Redefinition of Small Group

2016 is shaping up to be yet another impactful Affordable Care Act (ACA) year, particularly for employers with 51-100 employees (full and part-time).  The two year reprieve from the ACA’s employer mandate/share responsibility for such employers ends beginning in 2016.  But perhaps more importantly, and having a potentially greater impact, is the redefinition of what constitutes a so called SMALL EMPLOYER.  Plans that begin or renew on or after 1/1/2016 that are: (i) fully insured; (ii) non-grandmothered*; and (iii) have 1-100 employees, will be required to comply with certain ACA regulations heretofore applicable only to fully insured groups with fewer than 51 employees. 

Let’s take a look at the impact of this redefinition. Data collected by the Medical Expenditure Panel Survey (MEPS) in 2013 found 159,000 private sector employers offering fully insured coverage in the 50-99 employee segment.  The Employee Benefit Research Institutes (EBRI) 2012 analysis of the Current Population Survey concluded that employees working for firms with 50-99 employees comprised 30% of the “1-99 employee” segment.  Suffice it to say, the upcoming expansion of the small group market to include the 51-99 employee cohort affects a large number of employers.

ACA compliance is complicated and dynamic, with delays and modifications taking place regularly and rapidly.  There are a number of considerations affecting the “when” and “what” of impact, including:

  • Plan anniversary (or start) date
  • Size of the employer
  • Funding type (i.e., fully insured vs. self funded)
  • Grandfather status
  • Grandmother status*

The redefinition of small employers to include those with 51-100 employees means that as affected plans begin or renew on or after January 1, 2016 (with the aforementioned three exceptions), they will be required to conform to new (for them) regulations affecting benefit coverage, actuarial value of plans, and premium rating restrictions (i.e. community rating). There is great concern among stakeholders that these new regulations, combined with the potential impact of adverse risk selection, could result in premium increases affecting both the 1-50 and 51-99 employer segments.  Here are the “new” regulations coming into play for most 51-100 life employers starting in 2016, due to the redefinition of small employer:

  1. Rating restrictions – rating variables are prohibited for: health status, claims experience, industry type, group size, gender, employee participation levels, employer premium cost sharing; and limited for: age (3:1 ratio), geography, tobacco use (50%), wellness programs (30%), and family size (no additional charge for more than 3 children under the age of 21).  Perhaps the greatest impact of such “community rating”, is the loss of composite rates (e.g., employee, employee plus spouse, employee plus child(ren), employee plus family); replaced by individual or “list” rates applicable to each covered employee.  The administrative complexity associated with this change can not be underestimated.  Human Resource professionals will be forced to change manuals, on boarding processes, open enrollment meetings, etc., to accommodate the “employee specific” difference associated with community rating.
  2. Essential Health Benefits – the ACA has a specific list of ten (10) so called essential health benefits that affected plans must cover, including things like habilitative services and pediatric dental and vision care. (See )
  3. Metallic Benefit Levels of Coverage – the ACA’s metal series (i.e., bronze, silver, gold, and platinum) relates to the actuarial value of plans’ out of pocket or cost sharing features.  So the combination of plan related copay, deductible, and coinsurance levels must meet the minimum (or bronze) level of coverage, with allowances for reduced out of pocket levels up to the platinum level.

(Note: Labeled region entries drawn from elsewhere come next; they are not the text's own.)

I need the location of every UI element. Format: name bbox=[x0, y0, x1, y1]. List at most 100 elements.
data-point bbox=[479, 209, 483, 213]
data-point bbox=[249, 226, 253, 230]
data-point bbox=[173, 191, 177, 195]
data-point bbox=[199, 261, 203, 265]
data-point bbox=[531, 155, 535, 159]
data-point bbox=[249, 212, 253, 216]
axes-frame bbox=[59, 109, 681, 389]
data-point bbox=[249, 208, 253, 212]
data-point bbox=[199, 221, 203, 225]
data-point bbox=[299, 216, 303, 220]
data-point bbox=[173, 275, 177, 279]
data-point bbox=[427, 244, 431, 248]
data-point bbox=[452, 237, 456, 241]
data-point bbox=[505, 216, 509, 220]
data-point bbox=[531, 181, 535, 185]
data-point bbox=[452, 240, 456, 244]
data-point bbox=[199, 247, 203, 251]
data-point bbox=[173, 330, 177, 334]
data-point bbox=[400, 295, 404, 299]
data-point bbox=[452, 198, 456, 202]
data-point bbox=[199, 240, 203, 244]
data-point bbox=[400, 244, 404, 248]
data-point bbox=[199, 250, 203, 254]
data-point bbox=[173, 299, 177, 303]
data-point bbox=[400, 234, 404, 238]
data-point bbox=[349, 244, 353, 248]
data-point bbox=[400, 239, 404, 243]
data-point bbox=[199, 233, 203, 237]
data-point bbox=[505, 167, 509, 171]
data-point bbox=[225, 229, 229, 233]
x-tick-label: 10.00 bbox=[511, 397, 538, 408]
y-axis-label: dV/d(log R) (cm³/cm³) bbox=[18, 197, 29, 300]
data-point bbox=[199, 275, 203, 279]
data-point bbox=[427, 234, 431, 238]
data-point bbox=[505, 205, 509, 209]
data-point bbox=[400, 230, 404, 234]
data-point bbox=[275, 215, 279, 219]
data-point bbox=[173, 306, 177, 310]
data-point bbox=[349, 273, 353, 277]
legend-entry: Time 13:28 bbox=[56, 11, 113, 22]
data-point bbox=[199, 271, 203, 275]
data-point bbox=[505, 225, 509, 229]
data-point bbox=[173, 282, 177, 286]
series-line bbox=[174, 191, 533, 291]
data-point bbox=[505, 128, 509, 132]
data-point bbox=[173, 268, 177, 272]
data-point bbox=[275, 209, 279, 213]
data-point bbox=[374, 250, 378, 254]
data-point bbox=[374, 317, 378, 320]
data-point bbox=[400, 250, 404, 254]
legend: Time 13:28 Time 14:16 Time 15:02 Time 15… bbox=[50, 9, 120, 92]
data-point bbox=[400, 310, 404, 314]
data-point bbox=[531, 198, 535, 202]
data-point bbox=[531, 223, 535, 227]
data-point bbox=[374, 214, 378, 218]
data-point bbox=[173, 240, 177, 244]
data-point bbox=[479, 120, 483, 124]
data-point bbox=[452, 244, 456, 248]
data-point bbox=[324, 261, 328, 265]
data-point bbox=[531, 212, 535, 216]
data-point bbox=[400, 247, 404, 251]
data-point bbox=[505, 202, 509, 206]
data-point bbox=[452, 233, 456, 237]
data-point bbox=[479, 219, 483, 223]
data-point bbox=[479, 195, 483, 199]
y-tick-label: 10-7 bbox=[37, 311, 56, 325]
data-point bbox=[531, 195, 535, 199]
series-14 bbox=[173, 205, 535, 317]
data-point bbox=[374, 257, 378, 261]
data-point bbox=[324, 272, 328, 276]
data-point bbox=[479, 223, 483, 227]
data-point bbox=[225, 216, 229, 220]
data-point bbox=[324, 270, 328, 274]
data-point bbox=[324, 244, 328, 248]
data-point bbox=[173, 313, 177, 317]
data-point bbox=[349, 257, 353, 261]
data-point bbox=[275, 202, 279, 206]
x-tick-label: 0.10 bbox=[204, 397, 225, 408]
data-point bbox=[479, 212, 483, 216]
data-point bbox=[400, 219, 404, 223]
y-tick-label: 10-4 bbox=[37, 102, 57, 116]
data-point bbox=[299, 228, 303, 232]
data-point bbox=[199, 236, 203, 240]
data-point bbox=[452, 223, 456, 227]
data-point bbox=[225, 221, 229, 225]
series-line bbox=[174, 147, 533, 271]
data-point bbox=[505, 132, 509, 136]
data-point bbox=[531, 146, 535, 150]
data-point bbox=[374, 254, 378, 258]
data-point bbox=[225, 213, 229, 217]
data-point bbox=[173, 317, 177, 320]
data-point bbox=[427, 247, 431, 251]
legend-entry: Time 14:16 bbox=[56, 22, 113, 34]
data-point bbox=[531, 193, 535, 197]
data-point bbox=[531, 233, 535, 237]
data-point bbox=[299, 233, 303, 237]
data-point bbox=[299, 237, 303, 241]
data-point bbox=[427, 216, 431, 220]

One (if not the only) way for employers in the 1-100 employee life segment to avoid these provisions, and the potential increase in premiums associated with them, is to move from fully insured to partial self funding.  The combination of these new ACA related regulations and the new found prevalence of self funding for smaller employers could bode well for some employers, while creating a huge disruption in the fully insured employer pools. Put another way, employers that opt to partially self insure in 2016 and beyond can avoid the aforementioned, and other ACA requirements, thus potentially keeping premiums at a relatively lower level.  But, as more healthy groups opt for self funding, the fully insured market could end up with a disproportionate share of un-healthy groups, thus driving up rates for ALL employers in the 1-100 segment.  A previous post delved into self funding and its ACA related “relief” – and

Ironically, the very same provisions that some employers may seek to avoid by self funding can provide a welcome return to a fully insured arrangement (i.e., guaranteed issue, no health questions, etc.) should claims and plan use become excessive under the partial self funded arrangement. Employers would be wise to assess the various alternate funding arrangements that may be available to them, and weigh the associated costs, risks, and rewards.  And employers affected by the redefinition of small employer should begin thinking about the impact of the various ACA related regulations, and plan accordingly!

* Grandmothered plans were allowed to delay full ACA compliance for up to two (2) years, provided they remained with the same insurer, and their insurer continued to offer “delayed” plans. Such plans lose grandmother/delay status with their 2016 renewal. See and for details on grandmother/delay status.